Are my in-laws typical or do REAL families exist?

Suzie

New member
My husband and I both come from large families, so I understand money can be tight, however, our in-laws are extremely cheap when it comes to US. They splurge on several other of their children, but then complain to us how times are tough, etc. They stopped giving at Christmas several years ago, which is fine, but you'd think they'd hand us an empty card and wish us a Merry Christmas or something. Our Birthday acknowledgements have stopped as well. A few of my sister in laws feel that we should do more to come around, but as far as I'm concerned, the MIL has set the stage years ago when she decided we didn't deserve any respect by not coming here, calling, or being ANY part of our childrens' lives.
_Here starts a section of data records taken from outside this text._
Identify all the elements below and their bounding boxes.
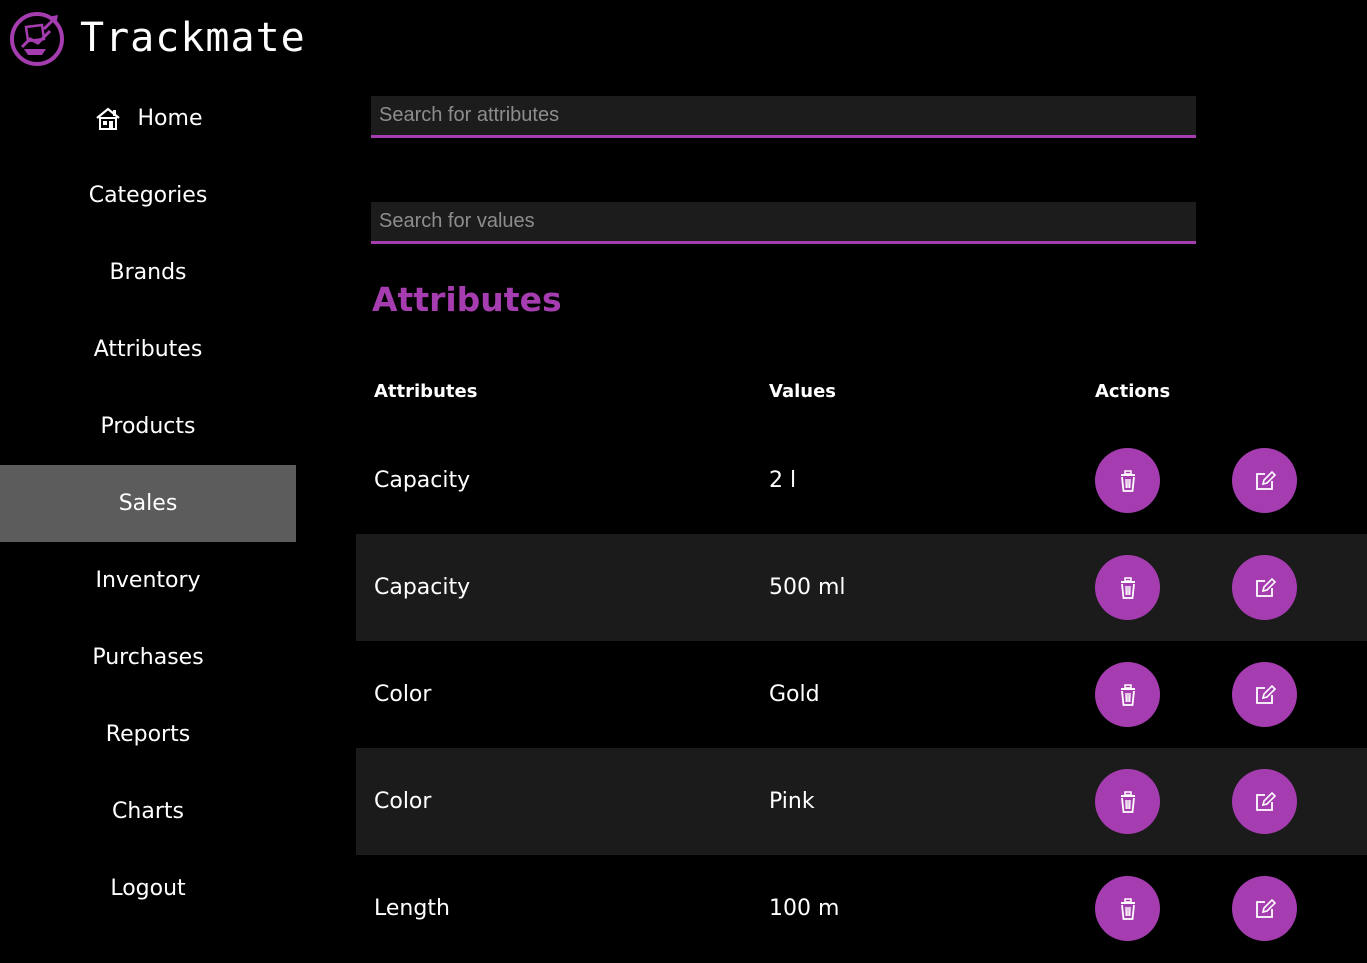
sidebar-item-reports[interactable]: Reports (0, 696, 296, 773)
sidebar-item-purchases[interactable]: Purchases (0, 619, 296, 696)
sidebar-item-label: Products (100, 414, 196, 439)
table-row: Capacity 2 l (356, 427, 1367, 534)
trash-icon (1120, 576, 1135, 599)
app-name: Trackmate (80, 15, 306, 61)
attribute-search-container (371, 96, 1196, 138)
edit-icon (1255, 791, 1276, 811)
sidebar-item-label: Charts (112, 799, 184, 824)
sidebar-item-label: Brands (109, 260, 187, 285)
edit-icon (1255, 684, 1276, 704)
trash-icon (1120, 683, 1135, 706)
edit-button[interactable] (1232, 769, 1297, 834)
sidebar-item-label: Logout (110, 876, 186, 901)
edit-button[interactable] (1232, 876, 1297, 941)
sidebar-item-products[interactable]: Products (0, 388, 296, 465)
sidebar-item-label: Sales (118, 491, 178, 516)
sidebar-item-categories[interactable]: Categories (0, 157, 296, 234)
edit-button[interactable] (1232, 448, 1297, 513)
sidebar-item-charts[interactable]: Charts (0, 773, 296, 850)
logo-icon (10, 12, 64, 66)
edit-icon (1255, 577, 1276, 597)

Somehow she feels she deserves to be treated with respect, but it isn't equal. Anyhow, I have mentioned to the hubby that it would be fine with me to stop giving them gifts on Mother and Father's Day, their birthdays, Christmas, and any other occasion we buy for them. They DO give a small gift to our two children at Christmas and their birthday. He blew up and said we will continue. To me, it's fake and phony and doesn't have any meaning behind it. Our kids don't know them nor do they want to know our children, but we play this game as if we are a close family. We may live close, but there is no contact unless something happens. Beleive me, we tried, but they were always too busy to spend time with our kids..When I met my husband, he had very little to do with them and I pushed him to be more involved. Now I see why he wasn't, but now his mom makes him feel guilty if she needs us. Families are supposed to be close and help one another out, but in our case there is nothing unless WE are doing it. After nearly 25 years of this, I'm worn out and feeling bitter. It's starting to make me resent being married since the hubby won't say anything to his mom about the way she is not involved in our lives WHATSOEVER. He said he tried once, but she laughed it off, so he doesn't want to make it worse. This lady has also been very sarcastic and on the verge of mean toward me all this time. Is there any good advice in handling a Queen Bee? Thanks.